If you’ve ever attended National Instruments’ NI Week conference, you know that for three days you’re inundated with innovation based on the company’s flagship product, LabVIEW. If you haven’t tried programming or tried and failed at C, C++, or other traditional language, but still want to experience the joy of programming, you might want to give LabVIEW a shot.
LabVIEW is a graphical programming language, which means you manipulate graphic elements to develop your program, rather than typing programming statements (see the figure). The difference between LabVIEW 2012 and earlier versions is that National Instruments is offering several new ways to help you learn to program.
There are a couple of caveats, though. LabVIEW 2012 starts at a tidy sum of $1249, and it’s mainly used for building measurement and control systems. On the positive side, though, LabVIEW programmers can program today’s advanced multicore processors and FPGAs.
Learning With Templates
LabVIEW 2012 introduces open-source templates and sample projects, including extensive documentation designed to clearly indicate how the code works as well as the best practices for adding or modifying functionality. These projects also demonstrate recommended architectures and illustrate best practices for documenting and organizing code.
Eric Starkloff, vice president of product marketing for system platforms at NI, noted during his keynote that these projects help you avoid producing “spaghetti” code—something I didn’t think you could do in LabVIEW. But he showed a slide of a LabVIEW application that looked like it was just missing a decent helping of marinara sauce.
Templates demonstrate the fundamental building blocks of most LabVIEW applications. Often, templates are used and combined to build real-world systems. They provide common architectures using well-adopted design patterns that you can modify to build a system such as a simple state machine or a queued message handler.

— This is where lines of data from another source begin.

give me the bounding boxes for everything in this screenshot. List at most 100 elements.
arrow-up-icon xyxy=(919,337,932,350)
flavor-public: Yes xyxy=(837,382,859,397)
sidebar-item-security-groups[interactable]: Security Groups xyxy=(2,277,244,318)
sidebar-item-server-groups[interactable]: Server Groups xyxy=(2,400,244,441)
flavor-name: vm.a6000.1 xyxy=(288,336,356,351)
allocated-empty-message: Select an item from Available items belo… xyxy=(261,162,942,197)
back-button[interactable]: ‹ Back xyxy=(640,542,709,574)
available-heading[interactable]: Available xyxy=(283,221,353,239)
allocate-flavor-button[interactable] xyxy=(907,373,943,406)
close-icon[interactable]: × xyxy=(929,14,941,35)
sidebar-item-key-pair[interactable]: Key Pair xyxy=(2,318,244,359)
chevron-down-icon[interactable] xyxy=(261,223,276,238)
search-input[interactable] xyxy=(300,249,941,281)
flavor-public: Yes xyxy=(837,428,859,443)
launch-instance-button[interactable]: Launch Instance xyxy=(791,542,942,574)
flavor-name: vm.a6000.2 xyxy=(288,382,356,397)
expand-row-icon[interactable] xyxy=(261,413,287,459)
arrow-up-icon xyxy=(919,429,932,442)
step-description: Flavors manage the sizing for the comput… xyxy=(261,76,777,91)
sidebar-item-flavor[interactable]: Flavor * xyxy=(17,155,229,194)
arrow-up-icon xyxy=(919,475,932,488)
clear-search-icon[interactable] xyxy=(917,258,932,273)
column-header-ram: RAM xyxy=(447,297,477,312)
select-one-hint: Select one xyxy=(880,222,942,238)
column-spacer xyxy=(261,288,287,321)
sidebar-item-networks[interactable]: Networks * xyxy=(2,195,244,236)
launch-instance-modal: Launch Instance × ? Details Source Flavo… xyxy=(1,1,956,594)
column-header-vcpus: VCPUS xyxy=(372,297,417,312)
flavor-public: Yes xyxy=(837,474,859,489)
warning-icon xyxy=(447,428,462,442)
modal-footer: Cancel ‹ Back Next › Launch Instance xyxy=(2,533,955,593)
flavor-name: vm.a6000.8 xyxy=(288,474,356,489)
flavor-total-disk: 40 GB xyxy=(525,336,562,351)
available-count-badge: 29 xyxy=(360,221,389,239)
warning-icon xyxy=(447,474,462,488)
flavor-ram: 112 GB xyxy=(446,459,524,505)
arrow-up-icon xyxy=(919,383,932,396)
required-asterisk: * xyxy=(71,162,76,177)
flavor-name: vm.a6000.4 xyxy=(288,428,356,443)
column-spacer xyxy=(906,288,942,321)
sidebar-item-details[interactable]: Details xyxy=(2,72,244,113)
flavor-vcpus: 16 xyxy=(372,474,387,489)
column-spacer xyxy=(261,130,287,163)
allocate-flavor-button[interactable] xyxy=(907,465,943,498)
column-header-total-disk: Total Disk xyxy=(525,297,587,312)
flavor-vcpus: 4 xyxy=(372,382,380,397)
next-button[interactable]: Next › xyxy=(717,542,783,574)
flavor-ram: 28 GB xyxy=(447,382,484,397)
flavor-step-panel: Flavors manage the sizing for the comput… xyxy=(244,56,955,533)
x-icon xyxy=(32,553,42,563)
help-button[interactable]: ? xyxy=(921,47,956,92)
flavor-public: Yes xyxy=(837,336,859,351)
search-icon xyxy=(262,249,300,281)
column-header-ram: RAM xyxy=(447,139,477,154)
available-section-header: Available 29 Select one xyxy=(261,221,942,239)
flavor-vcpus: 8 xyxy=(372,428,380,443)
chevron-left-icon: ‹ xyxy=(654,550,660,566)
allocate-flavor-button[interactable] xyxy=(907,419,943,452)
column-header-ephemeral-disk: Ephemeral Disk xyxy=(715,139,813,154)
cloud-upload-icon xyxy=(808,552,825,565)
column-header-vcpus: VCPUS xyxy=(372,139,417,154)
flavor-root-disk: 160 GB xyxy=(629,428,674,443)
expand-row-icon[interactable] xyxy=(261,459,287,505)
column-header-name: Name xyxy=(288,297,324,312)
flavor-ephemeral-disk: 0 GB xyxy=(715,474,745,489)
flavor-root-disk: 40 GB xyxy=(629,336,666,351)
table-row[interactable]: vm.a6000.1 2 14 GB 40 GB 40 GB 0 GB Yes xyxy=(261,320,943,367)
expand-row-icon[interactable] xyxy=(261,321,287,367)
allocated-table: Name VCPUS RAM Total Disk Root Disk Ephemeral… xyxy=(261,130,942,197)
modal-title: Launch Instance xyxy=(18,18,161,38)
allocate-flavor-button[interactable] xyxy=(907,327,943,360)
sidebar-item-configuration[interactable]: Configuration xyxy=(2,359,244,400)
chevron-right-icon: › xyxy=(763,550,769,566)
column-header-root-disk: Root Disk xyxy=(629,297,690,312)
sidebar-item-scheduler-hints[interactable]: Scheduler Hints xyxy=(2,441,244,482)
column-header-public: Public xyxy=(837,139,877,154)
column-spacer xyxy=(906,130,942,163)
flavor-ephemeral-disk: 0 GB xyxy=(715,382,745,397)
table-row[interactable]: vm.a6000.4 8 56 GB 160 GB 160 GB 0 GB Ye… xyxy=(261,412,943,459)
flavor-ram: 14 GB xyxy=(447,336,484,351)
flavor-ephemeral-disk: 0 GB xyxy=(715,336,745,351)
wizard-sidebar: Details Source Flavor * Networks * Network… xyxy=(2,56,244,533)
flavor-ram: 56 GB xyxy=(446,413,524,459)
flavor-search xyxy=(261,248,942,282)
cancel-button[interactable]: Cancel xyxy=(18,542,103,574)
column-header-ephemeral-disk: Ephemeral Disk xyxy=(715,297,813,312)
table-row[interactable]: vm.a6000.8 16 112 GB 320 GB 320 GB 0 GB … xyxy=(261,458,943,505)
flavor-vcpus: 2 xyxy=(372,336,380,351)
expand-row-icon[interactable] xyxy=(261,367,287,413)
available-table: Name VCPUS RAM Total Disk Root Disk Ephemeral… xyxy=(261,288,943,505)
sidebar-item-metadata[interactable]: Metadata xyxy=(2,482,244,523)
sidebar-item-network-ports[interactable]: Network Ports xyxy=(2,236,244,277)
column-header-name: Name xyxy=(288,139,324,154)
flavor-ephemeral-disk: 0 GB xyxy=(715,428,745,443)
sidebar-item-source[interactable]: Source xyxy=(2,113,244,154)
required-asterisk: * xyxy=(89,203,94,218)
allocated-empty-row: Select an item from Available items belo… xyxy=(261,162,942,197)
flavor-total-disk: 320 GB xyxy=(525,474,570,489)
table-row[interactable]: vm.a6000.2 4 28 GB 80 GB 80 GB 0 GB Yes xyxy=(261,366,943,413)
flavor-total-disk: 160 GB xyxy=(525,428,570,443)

Sample projects for the desktop illustrate the use of one or more templates in an actual application. These projects fulfill the most common requirements of desktop-based measurement applications, including responsive user interfaces, asynchronous analysis, data logging, user dialogs, error handling, and multiple independent tasks. There are also sample projects for LabVIEW Real-Time, LabVIEW FPGA, and CompactRIO
You can create a new LabVIEW project from an existing template or sample project by selecting Create Project from the Getting Started window in LabVIEW. A full list of templates and sample projects can be found at www.ni.com/white-paper/14031/en.
Self-Paced Online Training
For anyone who does not have the time or the resources to participate in an instructor-led training program, NI now offers self-paced online training. You have to pay for it, but it’s accessible 24 hours a day from ni.com/self-paced-training.
Each self-paced online training course features multimedia training modules that cover the same topics as the corresponding instructor-led course, interactive quizzes to test your understanding, and challenging exercises and their solutions.
Programming Abstraction
With LabVIEW, you program at a higher level of abstraction than you would with languages like C and C++. In other words, the programming code itself is not staring you in the face as you program a particular application. In addition, the graphical approach is more visual and intuitive.
National Instruments also offers a 10-minute video that can help you find out how LabVIEW 2012 can accelerate your success at zone.ni.com/wv/app/doc/p/id/wv-157. Another video, a “guided tour,” is at www.ni.com/trylabview/. Finally, you can download a trial copy of LabVIEW at www.ni.com/trylabview/ for Microsoft Windows or MAC OS X.